September 19, 1970 (Attendance: 1,500. Price: £1 including free milk from the farm)
Michael Eavis, having boogied at a Blues festival at the Bath and West Showground, was inspired to begin a festival of his own, although on a smaller scale. On September 19, 1970, the day after Jimi Hendrix died, Eavis held a festival that attracted the likes of Marc Bolan, Keith Christmas, Stackridge and Al Stewart. After two days' worth of festivities word had got around.
“It was 1971 and I was bottom of the bill. My going onstage time was delayed, so what better way to pass the time than ensconced in the farmhouse along with a crew of latter-day hippies and all kinds of mushrooms. By the time I was due to perform I was flying and could hardly see my little electric keyboard or my guitar.” (David Bowie). Courtesy of: Glastonbury – An oral history of the music, mud & magic by Crispin Aubrey & John Shearlaw.
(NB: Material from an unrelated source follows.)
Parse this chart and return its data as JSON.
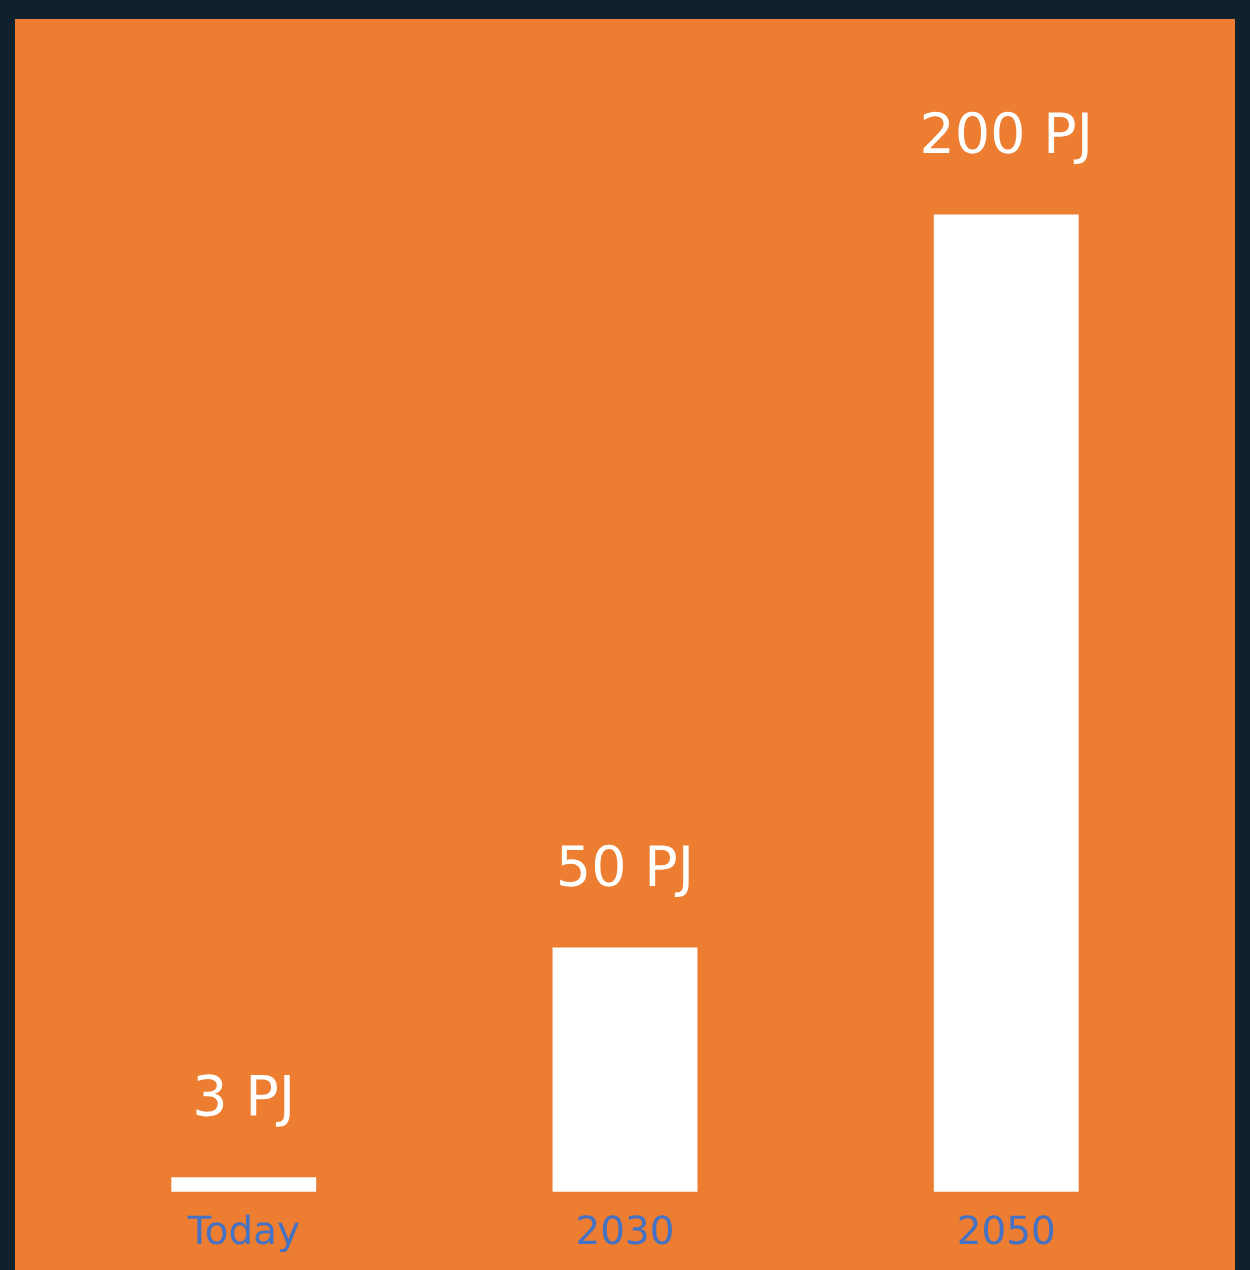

June 20 - 24, 1971 (Attendance: estimated at 12,000. Price: free)
The next year, Andrew Kerr (former director of the research team which had worked on Randolph Churchill's biography of his father, Sir Winston) and Arabella Churchill (late granddaughter of Sir Winston Churchill) approached Eavis with an idea to put together a free festival that would offer something different amidst the saturation of over-commercialised festivals around at the time. A few supporters (including the model Jean Shrimpton) following the same ideal helped pay for the festival, thereby making it a free event (those were the days…) and Eavis agreed to his dairy farm being the perfect spot to hold the event. The festival moved dates so as to coincide with the Summer Solstice and became known as the “Glastonbury Fayre”.
A medieval tradition of music, dance, poetry, theatre, lights and spontaneous entertainment was the order of the day, all of which pleased the festival’s throng immensely. Using scaffolding and expanded metal covered with plastic sheeting, the first “pyramid” stage was constructed on a site above the Glastonbury-Stonehenge ley line. The musicians performing that year, including David Bowie and Joan Baez, helped produce a now very rare album and a film called “Glastonbury Fayre” which captured the festival fun using a filmic style not dissimilar to the original Woodstock documentary. The 1971 festival signalled the beginning of something very exciting and is widely remembered as a significant moment in the history of youth culture and ecological/ethical awareness.
June 28 - July 8, 1978 (Attendance: 500. Tickets: N/A)
The arrival of travellers (washed out from Stonehenge) believing there was a festival taking place, led the festival of 1978 to be known as the “impromptu” festival, and rightly so. Following persuasive discussion, a free mini-festival did indeed take place despite little organisation and few available facilities. This somehow didn’t matter - the stage was powered by an electric motor in a caravan with the cable running to the stage.
June
21 - 23, 1979 (Attendance: 12,000. Tickets: £5)
The festival was still referred to as the Glastonbury Fayre but now ran over three days. Bill Harkin and Arabella Churchill, who were in charge on this occasion, turned to Michael Eavis for financial backing. Putting his livelihood in the hands of his idea’s success, Eavis secured a bank loan against the deeds of his farm. Taking the theme of “The Year of the Child”, the festival of 1979 provided special provision and entertainment for children and the concept of the Children’s World charity was born.